Après un passage à Paris (elle a de nombreuses amitiés au gouvernement provisoire), Sand décide de « militer » à Nohant. Elle fonde son propre journal, la Cause du peuple, qui ne va pas au-delà de trois numéros. Dans le Bulletin de la République (publication officielle), elle se lance dans une campagne d'éducation des masses, en même temps que de persuasion à l'adresse des classes moyennes. Devant la réaction qui monte, elle va jusqu'à en appeler à l'insurrection. Mais elle s'éloigne dès les événements du 15 mai. Elle ne joue aucun rôle pendant les journées de juin. En septembre, elle publie, de manière significative, la Petite Fadette. La page est tournée. Une vie nouvelle commence. Que peut-on écrire désormais ? Il est passionnant de suivre Sand dans ces années où monte l'œuvre de Flaubert : le monde s'est refermé, les utopies sont mortes, le romantisme n'est plus qu'une illusion. L'Histoire de ma vie (commencée en 1847, reprise en 1853) comprend d'importantes narrations historiques, mais surtout elle entreprend de donner, à l'intérieur d'un projet idéologique cohérent, une image agréable de son auteur. Sand y idéalise son passé, ses amours. Le contraste est net entre la Correspondance, souvent vive, voire violente, et cette espèce d'adoucissement général. Sand a voulu, très explicitement, refaire les Confessions de Rousseau. L'Histoire de ma vie, loin d'être sous le signe terrible de l'orphelinat et de l'abandon, se place sous l'emblème d'une maternité universelle, d'une bonté adoptive. Sand est alors devenue une puissance. Elle deviendra, en vieillissant, sinon très réactionnaire, du moins très bien-pensante. Lorsqu'elle mourut, en 1876, Sand était disponible pour devenir l'une de ces figures rassurantes que les sociétés aiment avoir dans leurs archives.

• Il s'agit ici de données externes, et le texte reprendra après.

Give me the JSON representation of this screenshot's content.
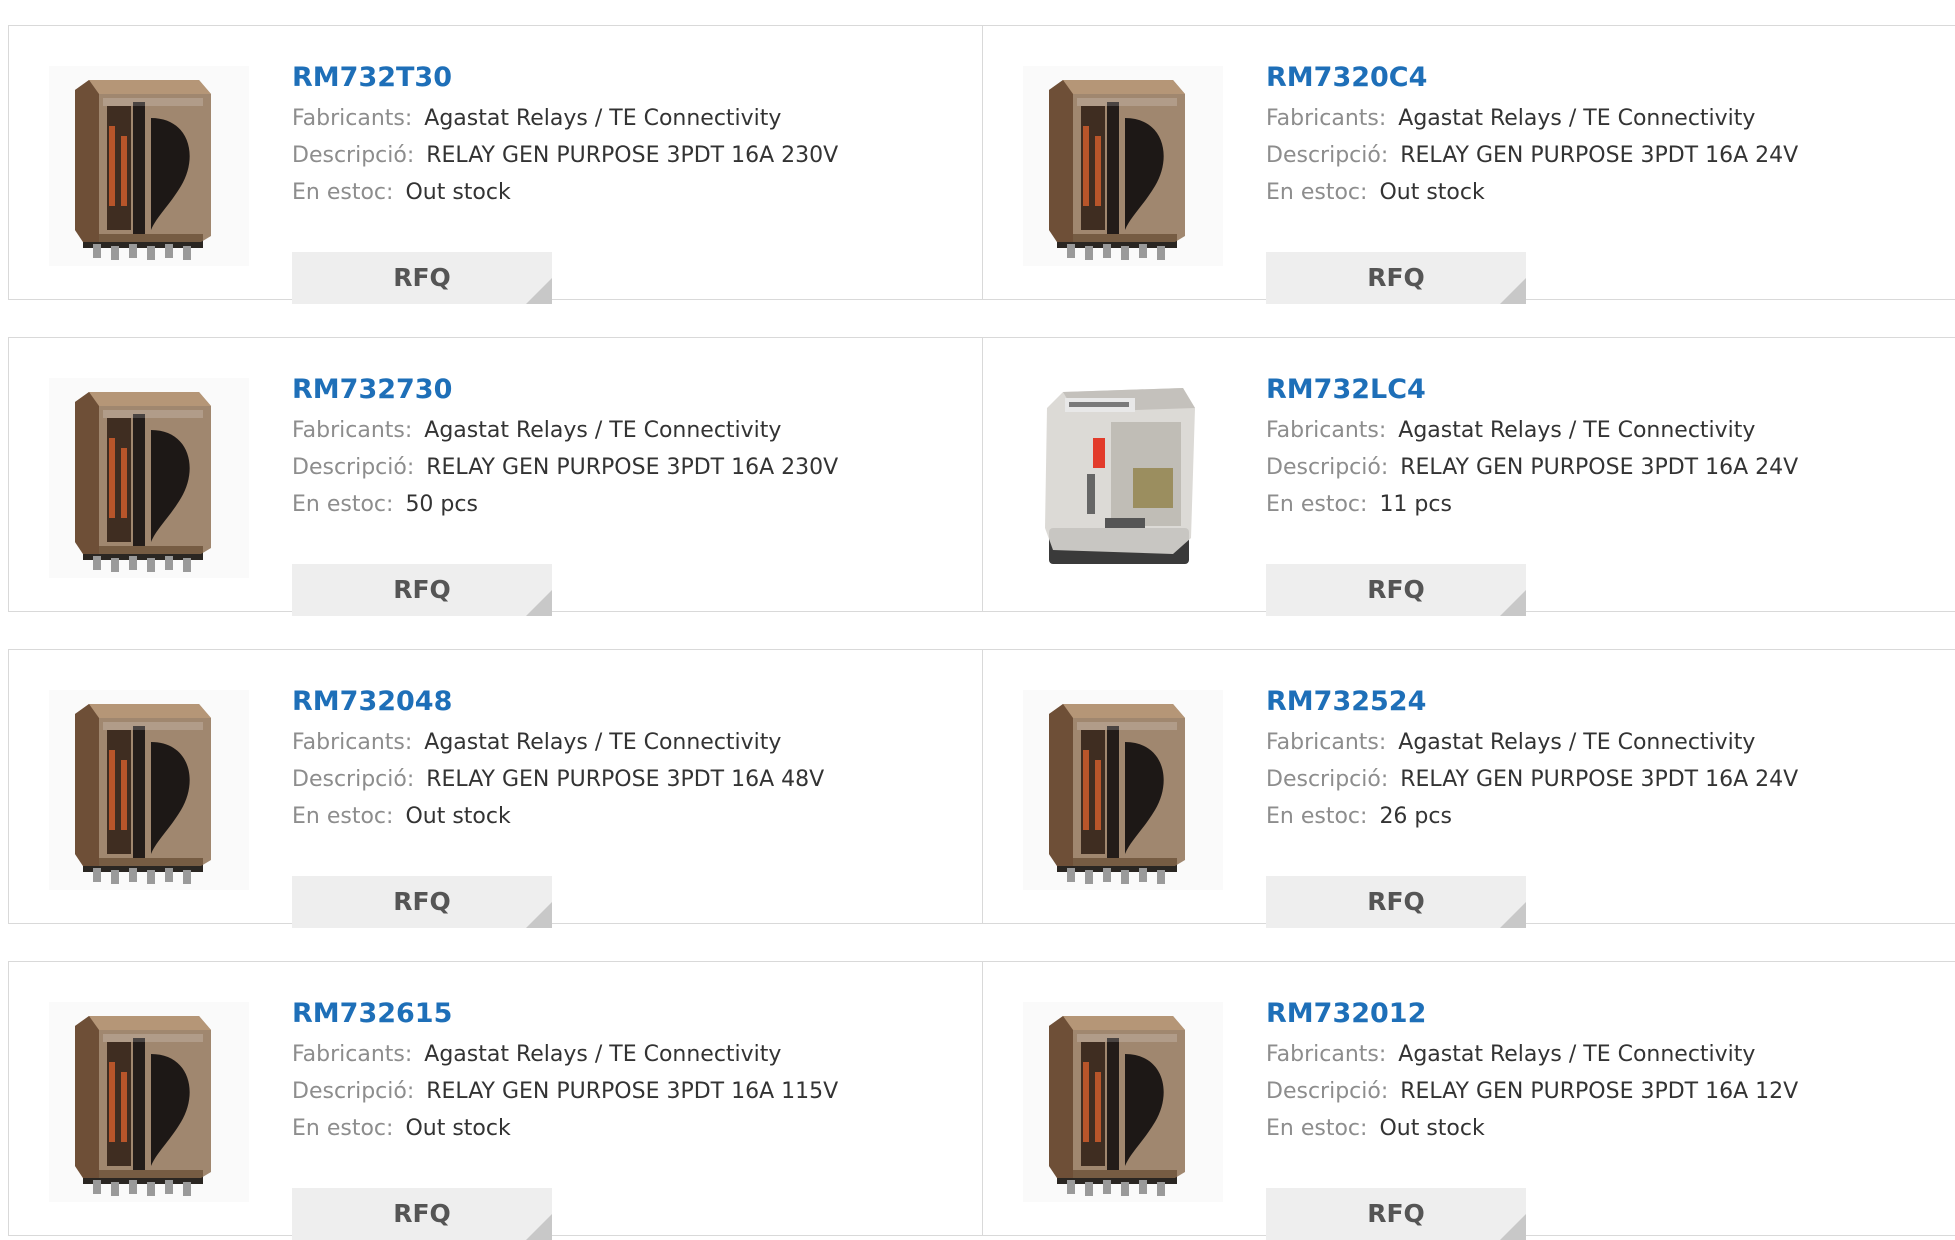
{
  "labels": {
    "manufacturer": "Fabricants:",
    "description": "Descripció:",
    "stock": "En estoc:",
    "rfq": "RFQ"
  },
  "colors": {
    "link": "#1e6fb8",
    "label": "#8d8d8d",
    "value": "#333333",
    "border": "#d9d9d9",
    "button_bg": "#eeeeee",
    "button_corner": "#c8c8c8"
  },
  "products": [
    {
      "part": "RM732T30",
      "manufacturer": "Agastat Relays / TE Connectivity",
      "description": "RELAY GEN PURPOSE 3PDT 16A 230V",
      "stock": "Out stock",
      "image_icon": "relay-amber-icon"
    },
    {
      "part": "RM7320C4",
      "manufacturer": "Agastat Relays / TE Connectivity",
      "description": "RELAY GEN PURPOSE 3PDT 16A 24V",
      "stock": "Out stock",
      "image_icon": "relay-amber-icon"
    },
    {
      "part": "RM732730",
      "manufacturer": "Agastat Relays / TE Connectivity",
      "description": "RELAY GEN PURPOSE 3PDT 16A 230V",
      "stock": "50 pcs",
      "image_icon": "relay-amber-icon"
    },
    {
      "part": "RM732LC4",
      "manufacturer": "Agastat Relays / TE Connectivity",
      "description": "RELAY GEN PURPOSE 3PDT 16A 24V",
      "stock": "11 pcs",
      "image_icon": "relay-clear-icon"
    },
    {
      "part": "RM732048",
      "manufacturer": "Agastat Relays / TE Connectivity",
      "description": "RELAY GEN PURPOSE 3PDT 16A 48V",
      "stock": "Out stock",
      "image_icon": "relay-amber-icon"
    },
    {
      "part": "RM732524",
      "manufacturer": "Agastat Relays / TE Connectivity",
      "description": "RELAY GEN PURPOSE 3PDT 16A 24V",
      "stock": "26 pcs",
      "image_icon": "relay-amber-icon"
    },
    {
      "part": "RM732615",
      "manufacturer": "Agastat Relays / TE Connectivity",
      "description": "RELAY GEN PURPOSE 3PDT 16A 115V",
      "stock": "Out stock",
      "image_icon": "relay-amber-icon"
    },
    {
      "part": "RM732012",
      "manufacturer": "Agastat Relays / TE Connectivity",
      "description": "RELAY GEN PURPOSE 3PDT 16A 12V",
      "stock": "Out stock",
      "image_icon": "relay-amber-icon"
    }
  ]
}
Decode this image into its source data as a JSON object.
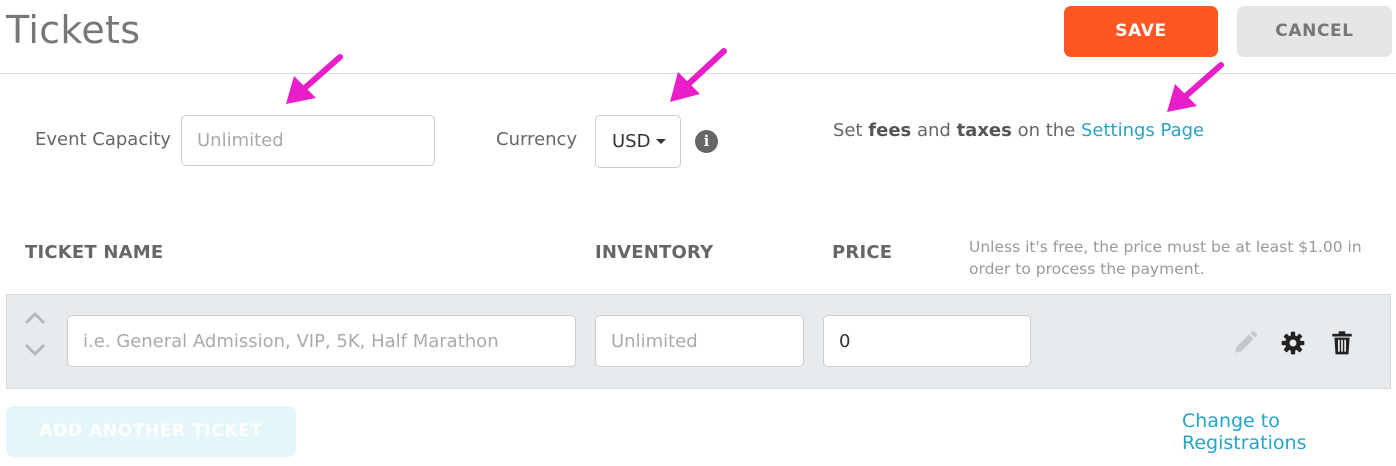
{
  "header": {
    "title": "Tickets",
    "save_label": "SAVE",
    "cancel_label": "CANCEL",
    "save_color": "#ff5722"
  },
  "settings": {
    "capacity_label": "Event Capacity",
    "capacity_placeholder": "Unlimited",
    "currency_label": "Currency",
    "currency_value": "USD",
    "info_icon": "info-circle-icon",
    "fees_prefix": "Set ",
    "fees_word": "fees",
    "fees_and": " and ",
    "taxes_word": "taxes",
    "fees_on": " on the ",
    "settings_link": "Settings Page",
    "link_color": "#26a4c6"
  },
  "table": {
    "columns": {
      "name": "TICKET NAME",
      "inventory": "INVENTORY",
      "price": "PRICE"
    },
    "price_hint": "Unless it's free, the price must be at least $1.00 in order to process the payment.",
    "rows": [
      {
        "name_placeholder": "i.e. General Admission, VIP, 5K, Half Marathon",
        "inventory_placeholder": "Unlimited",
        "price_value": "0"
      }
    ]
  },
  "footer": {
    "add_label": "ADD ANOTHER TICKET",
    "registrations_link": "Change to Registrations"
  },
  "annotation_color": "#e91ec8"
}
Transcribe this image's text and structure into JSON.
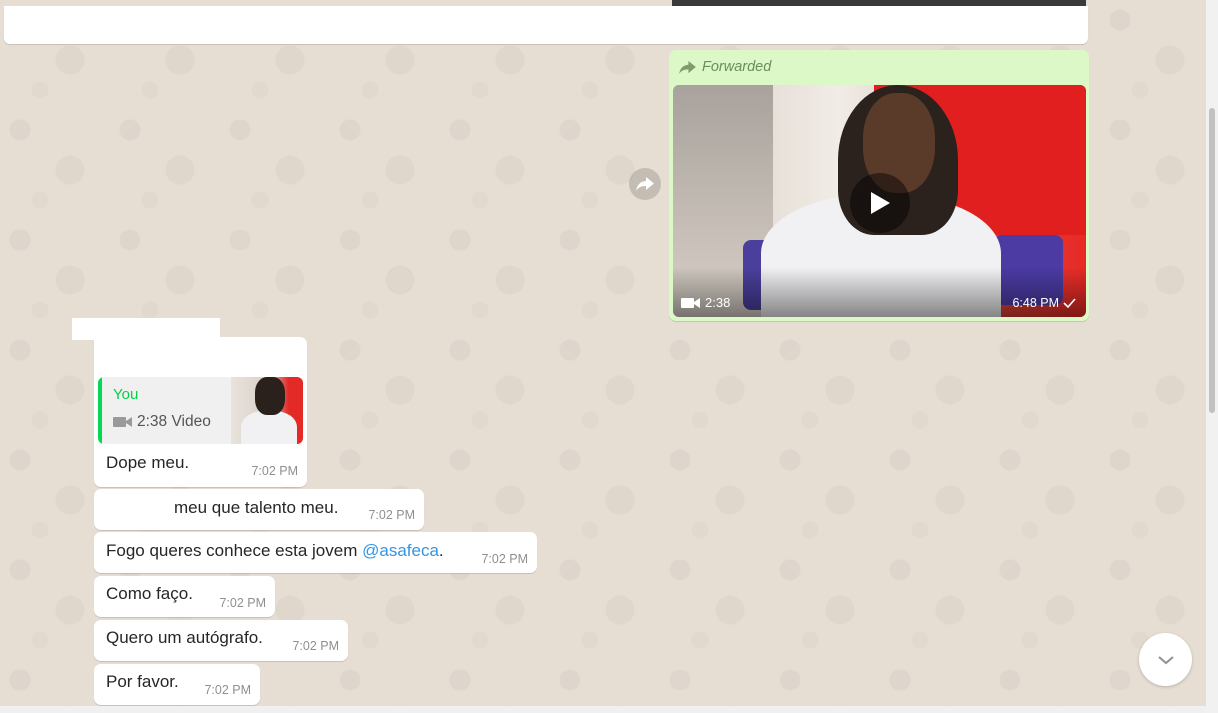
{
  "forwarded_message": {
    "label": "Forwarded",
    "video_duration": "2:38",
    "time": "6:48 PM"
  },
  "quoted_message": {
    "author": "You",
    "summary": "2:38 Video"
  },
  "messages": [
    {
      "text": "Dope meu.",
      "time": "7:02 PM"
    },
    {
      "text": "meu que talento meu.",
      "time": "7:02 PM"
    },
    {
      "text_before": "Fogo queres conhece esta jovem ",
      "mention": "@asafeca",
      "text_after": ".",
      "time": "7:02 PM"
    },
    {
      "text": "Como faço.",
      "time": "7:02 PM"
    },
    {
      "text": "Quero um autógrafo.",
      "time": "7:02 PM"
    },
    {
      "text": "Por favor.",
      "time": "7:02 PM"
    }
  ],
  "colors": {
    "outgoing_bubble": "#dcf8c6",
    "incoming_bubble": "#ffffff",
    "chat_background": "#e6ded3",
    "mention": "#3396e5",
    "quote_accent": "#06d755"
  }
}
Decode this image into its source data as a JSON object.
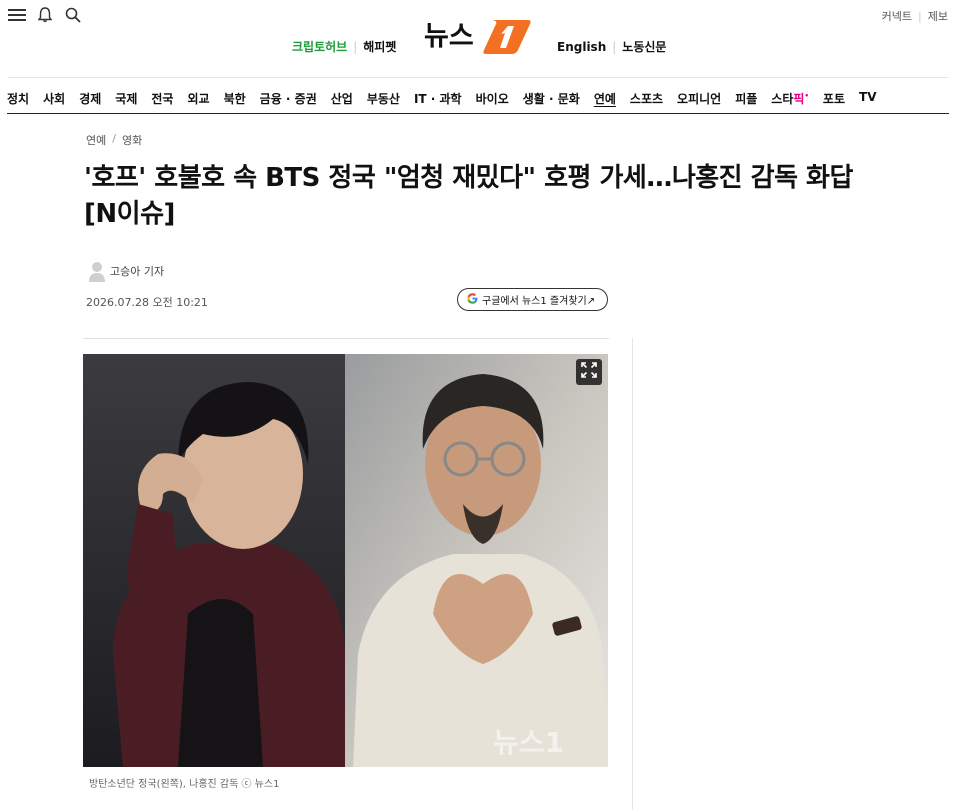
{
  "header": {
    "top_links": [
      "커넥트",
      "제보"
    ],
    "partners_left": [
      "크립토허브",
      "해피펫"
    ],
    "partners_right": [
      "English",
      "노동신문"
    ],
    "logo_text": "뉴스1"
  },
  "nav": {
    "items": [
      "정치",
      "사회",
      "경제",
      "국제",
      "전국",
      "외교",
      "북한",
      "금융 · 증권",
      "산업",
      "부동산",
      "IT · 과학",
      "바이오",
      "생활 · 문화",
      "연예",
      "스포츠",
      "오피니언",
      "피플"
    ],
    "active": "연예",
    "star_pick_prefix": "스타",
    "star_pick_suffix": "픽",
    "tail": [
      "포토",
      "TV"
    ]
  },
  "article": {
    "breadcrumb": [
      "연예",
      "영화"
    ],
    "title": "'호프' 호불호 속 BTS 정국 \"엄청 재밌다\" 호평 가세…나홍진 감독 화답 [N이슈]",
    "author": "고승아 기자",
    "date": "2026.07.28 오전 10:21",
    "google_follow": "구글에서 뉴스1 즐겨찾기↗",
    "caption": "방탄소년단 정국(왼쪽), 나홍진 감독 ⓒ 뉴스1",
    "watermark": "뉴스1"
  },
  "colors": {
    "brand_orange": "#f36f21",
    "crypto_green": "#1e9b3b",
    "star_pink": "#e6007e"
  },
  "icons": [
    "menu-icon",
    "bell-icon",
    "search-icon",
    "person-avatar-icon",
    "google-g-icon",
    "expand-icon"
  ]
}
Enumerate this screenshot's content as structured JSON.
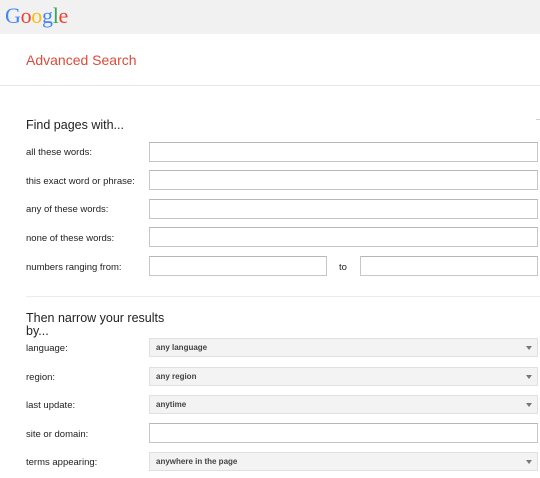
{
  "header": {
    "logo_letters": [
      {
        "char": "G",
        "color": "#4285f4"
      },
      {
        "char": "o",
        "color": "#ea4335"
      },
      {
        "char": "o",
        "color": "#fbbc05"
      },
      {
        "char": "g",
        "color": "#4285f4"
      },
      {
        "char": "l",
        "color": "#34a853"
      },
      {
        "char": "e",
        "color": "#ea4335"
      }
    ],
    "page_title": "Advanced Search"
  },
  "find_section": {
    "title": "Find pages with...",
    "rows": [
      {
        "label": "all these words:",
        "value": ""
      },
      {
        "label": "this exact word or phrase:",
        "value": ""
      },
      {
        "label": "any of these words:",
        "value": ""
      },
      {
        "label": "none of these words:",
        "value": ""
      }
    ],
    "numbers": {
      "label": "numbers ranging from:",
      "from_value": "",
      "to_label": "to",
      "to_value": ""
    }
  },
  "narrow_section": {
    "title_line1": "Then narrow your results",
    "title_line2": "by...",
    "language": {
      "label": "language:",
      "selected": "any language"
    },
    "region": {
      "label": "region:",
      "selected": "any region"
    },
    "last_update": {
      "label": "last update:",
      "selected": "anytime"
    },
    "site": {
      "label": "site or domain:",
      "value": ""
    },
    "terms": {
      "label": "terms appearing:",
      "selected": "anywhere in the page"
    }
  },
  "colors": {
    "title_red": "#dd4b39",
    "topbar": "#f1f1f1"
  }
}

Lélia (1833 ; remanié en 1836 et 1839). Une jeune fille, mise en garde contre l'amour par une première passion malheureuse, joue à désespérer un jeune poète qui l'adore : elle lui propose la sensualité de sa sœur, la courtisane Pulchérie ; le poète y succombe, tombe dans la débauche et se suicide. Lélia meurt au couvent. Une transposition du milieu romantique dans lequel vivait alors l'auteur et une version désespérée du roman gothique, qui fit scandale dans toute l'Europe.

La Mare au diable (1846). Un laboureur devenu veuf, Germain, songe à se remarier, ne fût-ce que pour ses enfants. On lui parle d'une riche veuve qui demeure à quelques lieues. Il va la voir, emmenant avec lui la petite Marie, jeune fille de 16 ans, qui se rend dans une ferme voisine, où elle sera servante. En chemin, parmi maints incidents, et notamment au bord de la « mare au diable », où s'exprime le désir inconscient, Germain comprend que Marie ferait une excellente femme. Il l'épouse. Cette idylle paysanne s'achève sur une description quasi ethnographique du mariage berrichon. Plaidoyer en faveur du peuple et de ses vertus, la Mare au diable, comme les autres romans berrichons (la Petite Fadette, François le Champi, les Maîtres sonneurs) de G. Sand, campe une « ruralité douce ».